Precision immunology player bags $110M to fund its work on 'disease signature' tests
A Massachusetts startup is walking away from its latest financing haul with over $100 million in fresh cash, thanks to an investor syndicate backing their pursuit of patient response tests.
The $110 million round for Scipher Medicine was led by Cowen Healthcare Investments, and includes existing big-name backers Northpond Ventures and Khosla Ventures — bringing Scipher’s total fundraising to $227 million.
The autoimmune-focused biotech, originally coming out of an academic collaboration in 2015, touts a blood test released in 2020 as its first physical product. Scipher has been focused on taking datasets and identifying a patient’s “disease signature” — which as CEO Alif Saleh told Endpoints News is a measure of gene expression data in whole blood.
That gene expression data “basically tells you with our platform and our technology where the disease biology sits,” Saleh said. “So we see using gene expression data where that biology sits, which then allows us to see if there’s a drug that targets that particular signature, and if so, likely that the response is very high. If not, if the drug doesn’t target the disease signature, then likelihood response is very low.”

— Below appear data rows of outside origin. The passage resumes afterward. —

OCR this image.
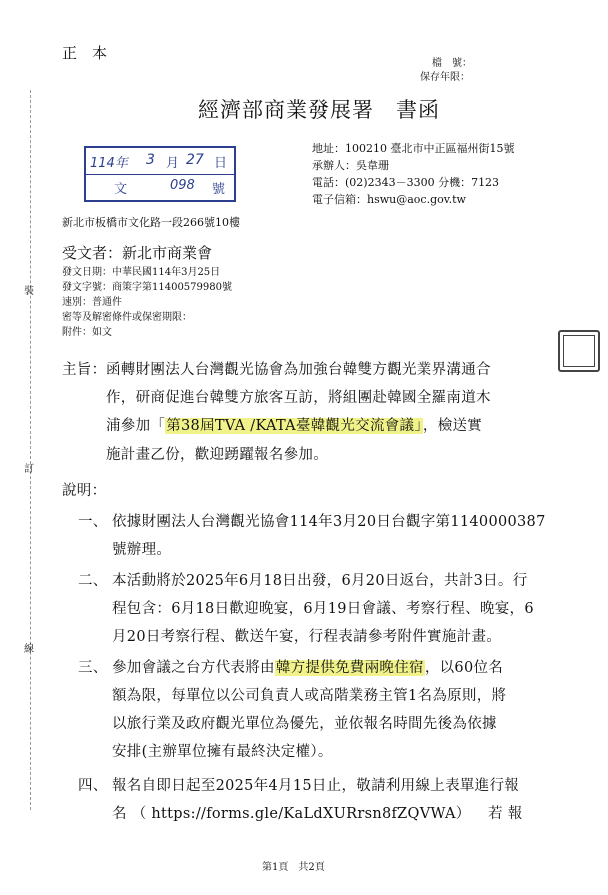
裝
訂
線
正　本
檔　號：
保存年限：
經濟部商業發展署　書函
114年 3 月 27 日
文	098 號
地址：100210 臺北市中正區福州街15號
承辦人：吳韋珊
電話：(02)2343－3300 分機：7123
電子信箱：hswu@aoc.gov.tw
新北市板橋市文化路一段266號10樓
受文者：新北市商業會
發文日期：中華民國114年3月25日
發文字號：商策字第11400579980號
速別：普通件
密等及解密條件或保密期限：
附件：如文
主旨： 函轉財團法人台灣觀光協會為加強台韓雙方觀光業界溝通合
作，研商促進台韓雙方旅客互訪，將組團赴韓國全羅南道木
浦參加「第38屆TVA /KATA臺韓觀光交流會議」，檢送實
施計畫乙份，歡迎踴躍報名參加。
說明：
一、 依據財團法人台灣觀光協會114年3月20日台觀字第1140000387
號辦理。
二、 本活動將於2025年6月18日出發，6月20日返台，共計3日。行
程包含：6月18日歡迎晚宴，6月19日會議、考察行程、晚宴，6
月20日考察行程、歡送午宴，行程表請參考附件實施計畫。
三、 參加會議之台方代表將由韓方提供免費兩晚住宿，以60位名
額為限，每單位以公司負責人或高階業務主管1名為原則，將
以旅行業及政府觀光單位為優先，並依報名時間先後為依據
安排(主辦單位擁有最終決定權）。
四、 報名自即日起至2025年4月15日止，敬請利用線上表單進行報
名 （ https://forms.gle/KaLdXURrsn8fZQVWA） 若 報
第1頁　共2頁
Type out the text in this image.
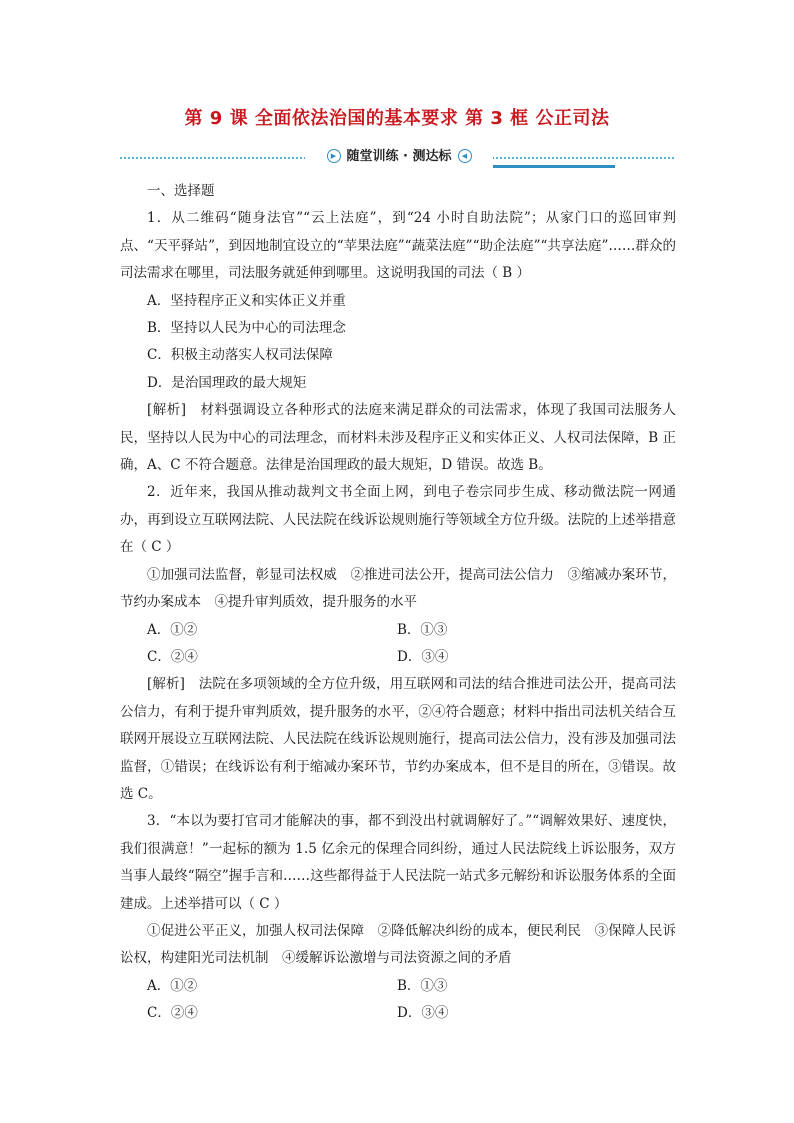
第 9 课 全面依法治国的基本要求 第 3 框 公正司法
▶ 随堂训练 · 测达标 ◀

一、选择题

1．从二维码“随身法官”“云上法庭”，到“24 小时自助法院”；从家门口的巡回审判点、“天平驿站”，到因地制宜设立的“苹果法庭”“蔬菜法庭”“助企法庭”“共享法庭”……群众的司法需求在哪里，司法服务就延伸到哪里。这说明我国的司法（ B ）

A．坚持程序正义和实体正义并重

B．坚持以人民为中心的司法理念

C．积极主动落实人权司法保障

D．是治国理政的最大规矩

[解析]　 材料强调设立各种形式的法庭来满足群众的司法需求，体现了我国司法服务人民，坚持以人民为中心的司法理念，而材料未涉及程序正义和实体正义、人权司法保障，B 正确，A、C 不符合题意。法律是治国理政的最大规矩，D 错误。故选 B。

2．近年来，我国从推动裁判文书全面上网，到电子卷宗同步生成、移动微法院一网通办，再到设立互联网法院、人民法院在线诉讼规则施行等领域全方位升级。法院的上述举措意在（ C ）

①加强司法监督，彰显司法权威　②推进司法公开，提高司法公信力　③缩减办案环节，节约办案成本　④提升审判质效，提升服务的水平

A．①②	B．①③
C．②④	D．③④

[解析]　 法院在多项领域的全方位升级，用互联网和司法的结合推进司法公开，提高司法公信力，有利于提升审判质效，提升服务的水平，②④符合题意；材料中指出司法机关结合互联网开展设立互联网法院、人民法院在线诉讼规则施行，提高司法公信力，没有涉及加强司法监督，①错误；在线诉讼有利于缩减办案环节，节约办案成本，但不是目的所在，③错误。故选 C。

3．“本以为要打官司才能解决的事，都不到没出村就调解好了。”“调解效果好、速度快，我们很满意！”一起标的额为 1.5 亿余元的保理合同纠纷，通过人民法院线上诉讼服务，双方当事人最终“隔空”握手言和……这些都得益于人民法院一站式多元解纷和诉讼服务体系的全面建成。上述举措可以（ C ）

①促进公平正义，加强人权司法保障　②降低解决纠纷的成本，便民利民　③保障人民诉讼权，构建阳光司法机制　④缓解诉讼激增与司法资源之间的矛盾

A．①②	B．①③
C．②④	D．③④
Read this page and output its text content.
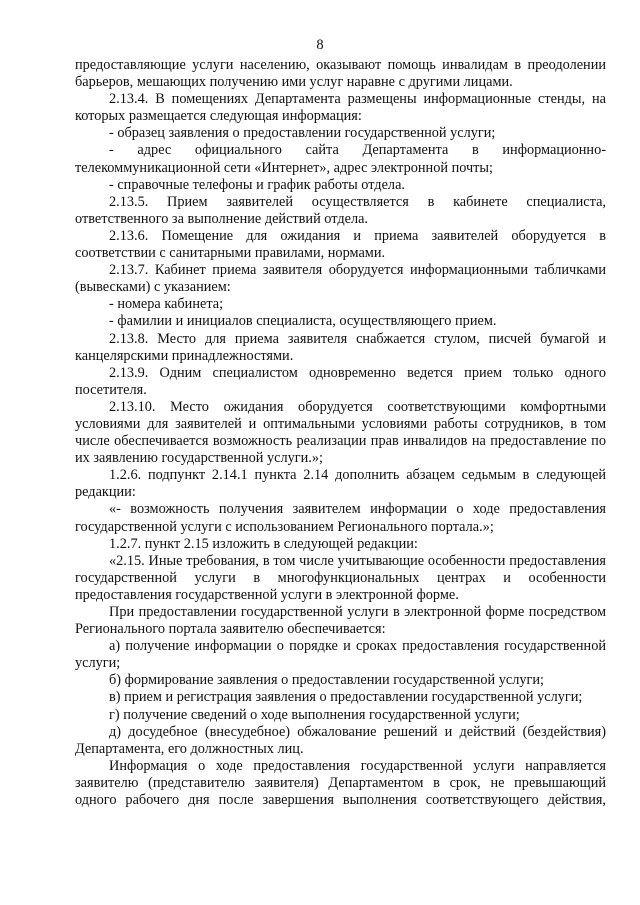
8

предоставляющие услуги населению, оказывают помощь инвалидам в преодолении барьеров, мешающих получению ими услуг наравне с другими лицами.

2.13.4. В помещениях Департамента размещены информационные стенды, на которых размещается следующая информация:

- образец заявления о предоставлении государственной услуги;

- адрес официального сайта Департамента в информационно-телекоммуникационной сети «Интернет», адрес электронной почты;

- справочные телефоны и график работы отдела.

2.13.5. Прием заявителей осуществляется в кабинете специалиста, ответственного за выполнение действий отдела.

2.13.6. Помещение для ожидания и приема заявителей оборудуется в соответствии с санитарными правилами, нормами.

2.13.7. Кабинет приема заявителя оборудуется информационными табличками (вывесками) с указанием:

- номера кабинета;

- фамилии и инициалов специалиста, осуществляющего прием.

2.13.8. Место для приема заявителя снабжается стулом, писчей бумагой и канцелярскими принадлежностями.

2.13.9. Одним специалистом одновременно ведется прием только одного посетителя.

2.13.10. Место ожидания оборудуется соответствующими комфортными условиями для заявителей и оптимальными условиями работы сотрудников, в том числе обеспечивается возможность реализации прав инвалидов на предоставление по их заявлению государственной услуги.»;

1.2.6. подпункт 2.14.1 пункта 2.14 дополнить абзацем седьмым в следующей редакции:

«- возможность получения заявителем информации о ходе предоставления государственной услуги с использованием Регионального портала.»;

1.2.7. пункт 2.15 изложить в следующей редакции:

«2.15. Иные требования, в том числе учитывающие особенности предоставления государственной услуги в многофункциональных центрах и особенности предоставления государственной услуги в электронной форме.

При предоставлении государственной услуги в электронной форме посредством Регионального портала заявителю обеспечивается:

а) получение информации о порядке и сроках предоставления государственной услуги;

б) формирование заявления о предоставлении государственной услуги;

в) прием и регистрация заявления о предоставлении государственной услуги;

г) получение сведений о ходе выполнения государственной услуги;

д) досудебное (внесудебное) обжалование решений и действий (бездействия) Департамента, его должностных лиц.

Информация о ходе предоставления государственной услуги направляется заявителю (представителю заявителя) Департаментом в срок, не превышающий одного рабочего дня после завершения выполнения соответствующего действия,
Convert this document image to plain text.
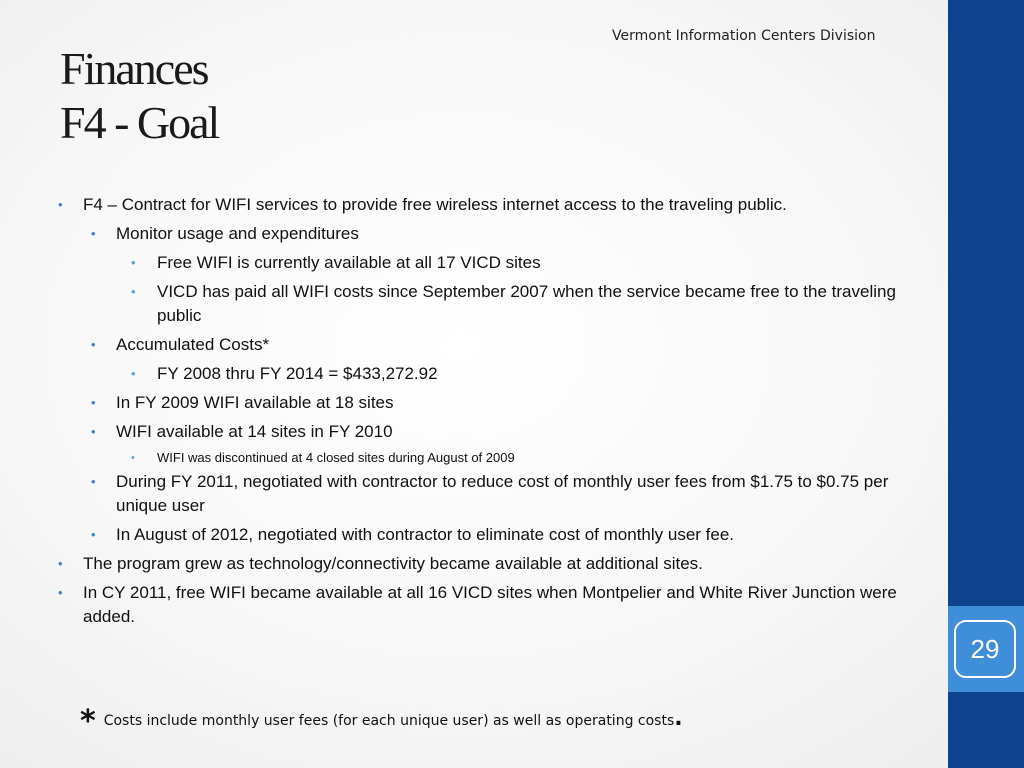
29
Vermont Information Centers Division
Finances
F4 - Goal
• F4 – Contract for WIFI services to provide free wireless internet access to the traveling public.
• Monitor usage and expenditures
• Free WIFI is currently available at all 17 VICD sites
• VICD has paid all WIFI costs since September 2007 when the service became free to the traveling public
• Accumulated Costs*
• FY 2008 thru FY 2014 = $433,272.92
• In FY 2009 WIFI available at 18 sites
• WIFI available at 14 sites in FY 2010
• WIFI was discontinued at 4 closed sites during August of 2009
• During FY 2011, negotiated with contractor to reduce cost of monthly user fees from $1.75 to $0.75 per unique user
• In August of 2012, negotiated with contractor to eliminate cost of monthly user fee.
• The program grew as technology/connectivity became available at additional sites.
• In CY 2011, free WIFI became available at all 16 VICD sites when Montpelier and White River Junction were added.
* Costs include monthly user fees (for each unique user) as well as operating costs.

There is also a second part to Scipher Medicine: a precision medicine data business. As Saleh put it, testing generates a lot of molecular and clinical data, so they are building a database of the data they are collecting for autoimmune diseases, which they share through partnerships with pharmaceutical companies in the drug discovery process.
The company announced one such collaboration with Galapagos back in 2020 — with Scipher finding drug targets for inflammatory bowel disease using its platform, and Galapagos having the option to take those targets into further development, clinicals and commercialization.
The academic collaboration behind Scipher was helmed by co-founders Joe Loscalzo and Albert-Laszlo Barabasi, who is a physicist at Northeastern University. Loscalzo, chair of the Department of Medicine and physician-in-chief at Brigham and Women’s Hospital, had been working for years on mapping the “human interactome,” the set of protein-on-protein interactions within human cells.
And that mapping project became the basis for Scipher, developing predictive drug response tests.
Scipher’s current product, known as PrismRA, looks at patient response for specifically anti-TNF drugs, and the biotech originally started looking at that particular drug class for rheumatoid arthritis, like drug sales king Humira, Remicade and Enbrel.
And akin to the financing: The large check will fund the launch of more tests from Scipher’s pipeline at one new test a year for the next five years. The next one, scheduled to release sometime this year, is PrismUC for ulcerative colitis. The CEO also said that additional tests for Crohn’s disease and MS were in the works.
An IPO is in the cards for the diagnostics company moving forward, but with the way that the markets are, the company is in no rush to get there.
“We will go when the markets are ready, and we are ready,” Saleh said.